The Heart Lung and Blood Institute halted the study when it was discovered that postmenopausal women taking combination therapy -- estrogen plus progestin -- had an increased risk for breast cancer, heart disease, and stroke, which was equivalent to eight, seven, and eight more cases per 10,000 women respectively. But in that study, the average age at which the women were started on therapy was 63, although the optimal age is as close to menopause as possible.

At the time, the "overall increased risk for stroke was reported as 41% greater than postmenopausal women who were taking placebo," says Sylvia Wasserthiel-Smoller, PhD, professor of epidemiology and social medicine at the Albert Einstein College of Medicine, New York. Women who have a history of high blood pressure who took Prempro, the study drug, increased their risk for stroke by 40%, she says. In healthy women the stroke risk increased by 28%. Overall, the increased risk amounts to eight more strokes per year for every 10,000 women.

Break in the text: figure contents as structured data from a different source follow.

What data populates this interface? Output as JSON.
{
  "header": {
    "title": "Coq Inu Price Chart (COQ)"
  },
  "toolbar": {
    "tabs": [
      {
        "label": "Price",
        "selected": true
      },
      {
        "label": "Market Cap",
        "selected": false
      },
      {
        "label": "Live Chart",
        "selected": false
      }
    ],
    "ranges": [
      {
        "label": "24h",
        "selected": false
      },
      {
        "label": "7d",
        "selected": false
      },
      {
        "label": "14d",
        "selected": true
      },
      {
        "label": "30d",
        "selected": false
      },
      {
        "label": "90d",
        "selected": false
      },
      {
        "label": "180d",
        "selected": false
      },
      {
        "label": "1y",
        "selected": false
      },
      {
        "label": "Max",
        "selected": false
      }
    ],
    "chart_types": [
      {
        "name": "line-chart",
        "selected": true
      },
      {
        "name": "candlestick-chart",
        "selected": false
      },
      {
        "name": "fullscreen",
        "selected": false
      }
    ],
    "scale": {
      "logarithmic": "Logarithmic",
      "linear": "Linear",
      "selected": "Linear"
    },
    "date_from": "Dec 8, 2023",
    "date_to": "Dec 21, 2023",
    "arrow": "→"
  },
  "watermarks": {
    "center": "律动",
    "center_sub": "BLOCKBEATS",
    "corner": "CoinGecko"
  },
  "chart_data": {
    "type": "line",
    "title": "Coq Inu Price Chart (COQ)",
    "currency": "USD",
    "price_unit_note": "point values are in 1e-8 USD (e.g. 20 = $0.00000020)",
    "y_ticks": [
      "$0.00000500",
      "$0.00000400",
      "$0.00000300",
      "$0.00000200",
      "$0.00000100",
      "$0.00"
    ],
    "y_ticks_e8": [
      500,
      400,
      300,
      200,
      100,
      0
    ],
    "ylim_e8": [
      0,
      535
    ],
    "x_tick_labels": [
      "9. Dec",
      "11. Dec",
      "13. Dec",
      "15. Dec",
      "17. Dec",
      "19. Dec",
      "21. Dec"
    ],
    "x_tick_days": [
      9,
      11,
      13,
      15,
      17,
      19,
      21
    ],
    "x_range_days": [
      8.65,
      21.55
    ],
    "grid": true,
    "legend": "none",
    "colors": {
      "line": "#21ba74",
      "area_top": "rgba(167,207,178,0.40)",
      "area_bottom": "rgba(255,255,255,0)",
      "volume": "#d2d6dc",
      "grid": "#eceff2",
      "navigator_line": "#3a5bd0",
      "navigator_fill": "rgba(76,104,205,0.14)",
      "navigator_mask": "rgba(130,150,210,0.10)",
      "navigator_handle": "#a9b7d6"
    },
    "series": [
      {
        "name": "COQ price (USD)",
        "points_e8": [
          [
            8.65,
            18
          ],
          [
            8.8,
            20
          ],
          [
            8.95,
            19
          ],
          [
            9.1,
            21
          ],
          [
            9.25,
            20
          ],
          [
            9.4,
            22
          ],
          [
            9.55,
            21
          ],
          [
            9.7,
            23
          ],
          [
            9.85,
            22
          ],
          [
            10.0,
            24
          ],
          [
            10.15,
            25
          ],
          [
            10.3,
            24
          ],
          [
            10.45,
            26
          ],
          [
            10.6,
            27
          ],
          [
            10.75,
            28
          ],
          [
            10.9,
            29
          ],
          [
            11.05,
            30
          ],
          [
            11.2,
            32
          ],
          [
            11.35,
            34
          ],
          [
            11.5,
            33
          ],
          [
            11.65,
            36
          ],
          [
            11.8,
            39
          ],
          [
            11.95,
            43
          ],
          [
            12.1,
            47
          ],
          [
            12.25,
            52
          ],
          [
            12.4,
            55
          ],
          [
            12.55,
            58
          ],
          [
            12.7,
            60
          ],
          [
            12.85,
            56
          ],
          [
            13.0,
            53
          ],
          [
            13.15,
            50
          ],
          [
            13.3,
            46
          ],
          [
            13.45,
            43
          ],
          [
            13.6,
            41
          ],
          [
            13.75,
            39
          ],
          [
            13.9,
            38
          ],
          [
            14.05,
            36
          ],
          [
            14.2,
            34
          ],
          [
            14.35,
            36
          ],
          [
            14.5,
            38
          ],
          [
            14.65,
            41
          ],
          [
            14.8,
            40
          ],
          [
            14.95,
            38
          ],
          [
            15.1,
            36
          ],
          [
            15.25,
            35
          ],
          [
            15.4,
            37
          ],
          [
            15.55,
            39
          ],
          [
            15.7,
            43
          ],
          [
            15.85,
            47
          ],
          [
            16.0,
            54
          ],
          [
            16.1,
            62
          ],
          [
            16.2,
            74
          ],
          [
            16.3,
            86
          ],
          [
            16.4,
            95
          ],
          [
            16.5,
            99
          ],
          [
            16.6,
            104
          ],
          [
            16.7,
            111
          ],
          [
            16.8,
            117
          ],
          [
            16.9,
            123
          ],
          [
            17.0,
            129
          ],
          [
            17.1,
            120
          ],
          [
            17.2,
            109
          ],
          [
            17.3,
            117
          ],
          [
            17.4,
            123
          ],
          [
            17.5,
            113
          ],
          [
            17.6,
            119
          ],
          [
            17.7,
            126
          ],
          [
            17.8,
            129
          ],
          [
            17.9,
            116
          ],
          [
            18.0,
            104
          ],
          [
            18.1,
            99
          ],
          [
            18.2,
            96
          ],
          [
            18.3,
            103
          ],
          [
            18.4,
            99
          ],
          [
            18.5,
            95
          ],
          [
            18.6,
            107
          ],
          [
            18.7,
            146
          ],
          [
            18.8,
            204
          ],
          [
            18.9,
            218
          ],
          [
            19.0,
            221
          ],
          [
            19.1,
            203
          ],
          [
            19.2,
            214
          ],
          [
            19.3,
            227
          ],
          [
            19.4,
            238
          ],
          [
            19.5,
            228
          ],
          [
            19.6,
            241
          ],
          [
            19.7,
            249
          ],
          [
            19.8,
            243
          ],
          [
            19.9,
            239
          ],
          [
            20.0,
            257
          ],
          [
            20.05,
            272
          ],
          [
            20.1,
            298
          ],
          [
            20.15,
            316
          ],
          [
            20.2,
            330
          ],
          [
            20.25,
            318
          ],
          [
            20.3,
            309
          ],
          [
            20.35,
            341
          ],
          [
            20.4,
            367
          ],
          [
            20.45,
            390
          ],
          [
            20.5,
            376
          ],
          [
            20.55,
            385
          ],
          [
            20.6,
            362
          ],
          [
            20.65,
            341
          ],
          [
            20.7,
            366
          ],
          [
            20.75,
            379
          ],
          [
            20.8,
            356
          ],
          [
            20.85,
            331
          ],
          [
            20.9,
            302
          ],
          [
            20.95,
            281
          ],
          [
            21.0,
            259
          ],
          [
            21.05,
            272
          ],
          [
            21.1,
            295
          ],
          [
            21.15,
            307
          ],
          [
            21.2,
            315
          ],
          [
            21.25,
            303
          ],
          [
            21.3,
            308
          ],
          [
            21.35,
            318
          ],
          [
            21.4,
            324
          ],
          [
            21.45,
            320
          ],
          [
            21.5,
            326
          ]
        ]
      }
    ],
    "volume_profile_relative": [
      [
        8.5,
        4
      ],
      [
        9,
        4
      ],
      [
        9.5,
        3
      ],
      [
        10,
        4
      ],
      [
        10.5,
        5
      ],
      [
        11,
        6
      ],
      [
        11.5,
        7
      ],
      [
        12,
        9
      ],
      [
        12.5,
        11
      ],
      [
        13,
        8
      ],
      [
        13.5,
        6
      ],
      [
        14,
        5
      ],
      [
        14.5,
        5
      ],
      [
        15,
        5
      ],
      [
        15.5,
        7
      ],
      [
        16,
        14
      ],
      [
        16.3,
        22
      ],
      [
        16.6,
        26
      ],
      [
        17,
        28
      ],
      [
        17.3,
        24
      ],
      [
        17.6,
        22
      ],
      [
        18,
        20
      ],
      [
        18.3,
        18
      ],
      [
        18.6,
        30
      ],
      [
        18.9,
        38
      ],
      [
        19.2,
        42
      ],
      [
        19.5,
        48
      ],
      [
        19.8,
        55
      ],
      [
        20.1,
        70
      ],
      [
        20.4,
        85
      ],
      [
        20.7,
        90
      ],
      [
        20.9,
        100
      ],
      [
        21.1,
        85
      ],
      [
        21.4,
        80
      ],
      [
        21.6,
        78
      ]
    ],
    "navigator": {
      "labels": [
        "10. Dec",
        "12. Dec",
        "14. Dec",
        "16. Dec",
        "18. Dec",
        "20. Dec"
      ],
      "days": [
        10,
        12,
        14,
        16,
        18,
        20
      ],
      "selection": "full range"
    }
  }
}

But Smoller, a principle investigator for the Women's Health Initiative Study, says the findings are still quite clear: Taking combination therapy is hazardous to the brain. She tells WebMD "given the choice between sweating and a stroke, I would recommend that women learn to tolerate the sweating." Nevertheless, HRT is indicated to relieve the symptoms of menopause.

Smoller adds, however, that the Women's Health Initiative is continuing another part of the study that is investigating the effect of estrogen alone on risk for stroke. "That part of the study is continuing so I want to be very clear that we have no final word on estrogen alone," she says. Before the estrogen-progestin arm was stopped last summer, the study investigators had sent out two letters warning participating doctors that there appeared to be excess risk associated with the combination therapy. Asked if similar warning letters have been sent to doctors supervising the estrogen-only arm, Smoller says no such warnings have been sent.